"The Sorcerer's Apprentice" (German: Der Zauberlehrling) is a poem by Goethe written in 1797. The poem is a ballad in fourteen stanzas.
The poem begins as an old sorcerer departs his workshop, leaving his apprentice with chores to perform. Tired of fetching water by pail, the apprentice enchants a broom to do the work for him – using magic in which he is not yet fully trained. The floor is soon awash with water, and the apprentice realizes that he cannot stop the broom because he does not know how.
The apprentice splits the broom in two with an axe – but each of the pieces becomes a whole new broom that takes up a pail and continues fetching water, now at twice the speed. When all seems lost, the old sorcerer returns and quickly breaks the spell. The poem finishes with the old sorcerer's statement that powerful spirits should only be called by the master himself.
Der Zauberlehrling is well known in the German-speaking world. The lines in which the apprentice implores the returning sorcerer to help him with the mess he has created have turned into a cliché, especially the line Die Geister, die ich rief ("The spirits that I called"), a garbled version of one of Goethe's lines (Die ich rief, die Geister, / Werd' ich nun nicht los), which is often used to describe a situation where somebody summons help or uses allies that he cannot control, especially in politics.
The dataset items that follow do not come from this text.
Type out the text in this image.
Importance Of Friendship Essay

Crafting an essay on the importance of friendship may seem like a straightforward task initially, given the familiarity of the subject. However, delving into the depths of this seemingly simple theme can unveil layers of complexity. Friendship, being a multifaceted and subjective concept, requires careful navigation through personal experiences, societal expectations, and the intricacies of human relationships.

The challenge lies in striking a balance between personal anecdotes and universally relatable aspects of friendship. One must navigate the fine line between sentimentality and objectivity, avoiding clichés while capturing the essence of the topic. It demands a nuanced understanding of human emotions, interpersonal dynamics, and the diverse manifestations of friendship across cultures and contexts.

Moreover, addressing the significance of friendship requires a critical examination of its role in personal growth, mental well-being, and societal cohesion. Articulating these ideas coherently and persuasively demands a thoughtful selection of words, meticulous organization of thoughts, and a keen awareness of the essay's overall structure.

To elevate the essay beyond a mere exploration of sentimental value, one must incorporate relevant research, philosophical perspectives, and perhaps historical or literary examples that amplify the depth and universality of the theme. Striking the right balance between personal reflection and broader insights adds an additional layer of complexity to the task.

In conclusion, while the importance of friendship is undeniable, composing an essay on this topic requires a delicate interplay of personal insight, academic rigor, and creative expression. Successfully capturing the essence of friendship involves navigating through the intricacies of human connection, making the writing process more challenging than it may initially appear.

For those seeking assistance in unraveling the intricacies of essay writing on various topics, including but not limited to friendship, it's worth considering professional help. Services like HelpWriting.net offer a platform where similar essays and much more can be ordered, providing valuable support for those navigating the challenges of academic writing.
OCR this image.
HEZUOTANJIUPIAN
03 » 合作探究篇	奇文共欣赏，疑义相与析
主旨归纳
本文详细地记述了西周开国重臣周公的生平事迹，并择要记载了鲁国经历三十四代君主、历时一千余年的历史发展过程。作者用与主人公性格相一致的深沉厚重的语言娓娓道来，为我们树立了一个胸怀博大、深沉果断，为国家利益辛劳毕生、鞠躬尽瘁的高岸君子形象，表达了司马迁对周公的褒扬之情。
The animated 1940 Disney film Fantasia popularized the story from Goethe's poem, and the Paul Dukas symphonic poem based on it, in one of eight animated shorts based on classical music. In the piece, which retains the title "The Sorcerer's Apprentice", Mickey Mouse plays the apprentice, and the story follows Goethe's original closely, except that the sorcerer ("Yen Sid", or Disney backwards) is stern and angry with his apprentice when he saves him. Fantasia popularized Goethe's story to a worldwide audience. The segment proved so popular that it was repeated, in its original form, in the sequel Fantasia 2000.